O conceito kantiano de “coisa em si”, ou de “númeno” (que significa o mesmo) fundamenta-se na teoria racionalmente irrefutável de Kant sobre o limite perene do conhecimento, inerente ao ser humano (2), que a ciência reconhece todos os dias e que o materialismo filosófico, na sua substância e na sua teleologia, não reconhece e não assimila, na medida em que o seu reconhecimento se traduziria imediatamente num niilismo existencial.
A substância da filosofia numénica de Kant é eminentemente apodíctica e, por isso, não carece de provas ou indícios materiais. É espantoso como Olavo de Carvalho parece não ter compreendido isto, porque de Heidegger penso que não o quis compreender por razões óbvias.
A “coisa em si”, ou “númeno”, traduz a realidade conceptual apodíctica, isto é, os conceitos que não sendo passíveis de comprovação empírica, não deixam de existir porque podem ser pensados de forma racional.
“É a matemática que nos dá a chave para abrirmos as portas secretas da natureza. Este conceito não é facilmente apreensível por todos, mas para aqueles que se expressam na linguagem matemática, a beleza matemática é uma qualidade evidente e reconhecida. Em suma, a matemática desponta da livre exploração racional da mente humana, o que parece indicar que as nossas mentes estão de tal modo sintonizadas com a estrutura do Universo que são capazes de penetrar nos seus segredos mais profundos.” - John Polkinghorne, físico de partículas de Cambridge (in “Beyond Science”)
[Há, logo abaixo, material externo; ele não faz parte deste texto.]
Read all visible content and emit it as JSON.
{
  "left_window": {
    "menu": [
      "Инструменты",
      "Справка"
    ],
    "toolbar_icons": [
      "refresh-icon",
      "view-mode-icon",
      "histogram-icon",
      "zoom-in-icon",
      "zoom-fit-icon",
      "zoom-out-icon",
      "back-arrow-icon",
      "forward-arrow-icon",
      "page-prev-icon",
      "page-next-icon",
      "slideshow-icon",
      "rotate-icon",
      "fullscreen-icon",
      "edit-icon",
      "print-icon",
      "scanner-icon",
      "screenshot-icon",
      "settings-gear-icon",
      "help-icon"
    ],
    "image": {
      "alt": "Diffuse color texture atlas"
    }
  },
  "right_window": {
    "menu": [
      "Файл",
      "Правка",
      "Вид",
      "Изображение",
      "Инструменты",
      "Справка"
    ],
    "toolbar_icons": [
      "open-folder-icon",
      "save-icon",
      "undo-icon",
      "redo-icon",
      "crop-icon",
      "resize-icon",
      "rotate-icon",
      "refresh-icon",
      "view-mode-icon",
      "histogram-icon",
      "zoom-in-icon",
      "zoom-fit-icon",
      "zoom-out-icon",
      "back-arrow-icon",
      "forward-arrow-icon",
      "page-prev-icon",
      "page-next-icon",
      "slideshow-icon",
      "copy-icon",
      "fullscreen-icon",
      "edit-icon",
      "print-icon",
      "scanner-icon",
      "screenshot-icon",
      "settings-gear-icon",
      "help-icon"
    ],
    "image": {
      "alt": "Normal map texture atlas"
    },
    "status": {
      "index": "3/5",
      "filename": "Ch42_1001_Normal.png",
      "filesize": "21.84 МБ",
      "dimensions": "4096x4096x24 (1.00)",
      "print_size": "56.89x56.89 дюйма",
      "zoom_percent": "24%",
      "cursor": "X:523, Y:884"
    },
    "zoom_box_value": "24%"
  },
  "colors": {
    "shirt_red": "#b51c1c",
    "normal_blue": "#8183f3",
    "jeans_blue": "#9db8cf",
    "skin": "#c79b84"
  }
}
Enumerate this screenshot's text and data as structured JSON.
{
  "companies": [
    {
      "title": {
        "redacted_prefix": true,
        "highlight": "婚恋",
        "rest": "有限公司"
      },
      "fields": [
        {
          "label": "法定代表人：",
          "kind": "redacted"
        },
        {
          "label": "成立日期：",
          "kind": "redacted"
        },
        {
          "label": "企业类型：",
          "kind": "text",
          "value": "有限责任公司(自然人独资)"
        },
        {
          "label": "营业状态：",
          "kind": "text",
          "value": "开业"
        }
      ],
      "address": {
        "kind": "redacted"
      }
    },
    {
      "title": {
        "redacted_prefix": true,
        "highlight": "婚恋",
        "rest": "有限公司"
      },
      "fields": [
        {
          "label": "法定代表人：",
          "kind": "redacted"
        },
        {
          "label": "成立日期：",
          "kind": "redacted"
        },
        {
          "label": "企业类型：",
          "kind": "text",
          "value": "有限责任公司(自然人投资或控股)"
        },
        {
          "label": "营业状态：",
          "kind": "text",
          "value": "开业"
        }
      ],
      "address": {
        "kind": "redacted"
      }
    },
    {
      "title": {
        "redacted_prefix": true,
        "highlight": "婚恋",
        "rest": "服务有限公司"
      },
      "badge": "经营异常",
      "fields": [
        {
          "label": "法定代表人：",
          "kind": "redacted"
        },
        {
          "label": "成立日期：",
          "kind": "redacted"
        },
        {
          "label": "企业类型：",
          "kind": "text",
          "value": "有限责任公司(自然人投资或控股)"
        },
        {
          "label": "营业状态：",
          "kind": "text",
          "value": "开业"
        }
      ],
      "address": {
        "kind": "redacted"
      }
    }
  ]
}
Seria aconselhável que Olavo de Carvalho estudasse matemática para que possa compreender que existem “coisas em si” que são impossíveis – pelo menos no nosso estágio de evolução científica, e porventura sempre – de traduzir em indícios materiais, embora possam ser expressas em folhas de papel. Dizer que a filosofia de Kant faz parte da “paralaxe cognitiva” (segundo teoria de OC), é incluir a física quântica, ou a matemática, na mesma categoria de incongruência cognitiva que OC atribui ao númeno kantiano.
(1) O “acaso” não pode estar na “causa” de alguma coisa – sendo o “acaso” a imponderabilidade e a imprevisibilidade inerente ao caos – porque se assim fosse, não existiria uma causa potencialmente cognoscível e passível de ser analisada pela ciência. A “coisa em si”, segundo Kant, não é acásica e/ou subjectiva, mas é racional. A “paralaxe cognitiva” de OC aplica-se – aqui sim – à teoria de Dawkins, que é contraditória nos seus princípios racionais e filosóficos: o “acaso” presente na origem do universo (segundo Dawkins) e o método científico racional contradizem-se intrinsecamente. O “caos acásico” não é passível de categorização sistemática e, por conseguinte, de análise científica, e nem sequer pode entrar no conceito kantiano de “coisa em si”, porque o caos não pode ser definido e pensado racionalmente. O Caos é, neste sentido, a antítese da Razão, e por isso, a teoria de Dawkins é contraditória com os princípios científicos que ele próprio diz defender. Naturalmente que este raciocínio escapa ao cidadão incauto que quer acreditar na nova religião de Dawkins.
(2) Em toda a sua obra, Kant fez um esforço considerável para distanciar o conceito de “númeno” do conceito de Deus ou/e de algo ou tudo o que deriva de Deus, ou que com Ele se relacione. Na “Dialéctica Transcendental”, Kant critica mesmo, sob o ponto de vista da lógica argumentativa, a prova físico-teológica do teísmo (que admite um Deus vivo com atributos determinados por uma teologia natural) e o deísmo – que admite apenas um ser originário ou uma causa suprema. É esta imparcialidade racionalista (passo a redundância) de Kant que incomoda não só os materialistas filosóficos como os espiritualistas dogmáticos, e que faz dele um espírito livre.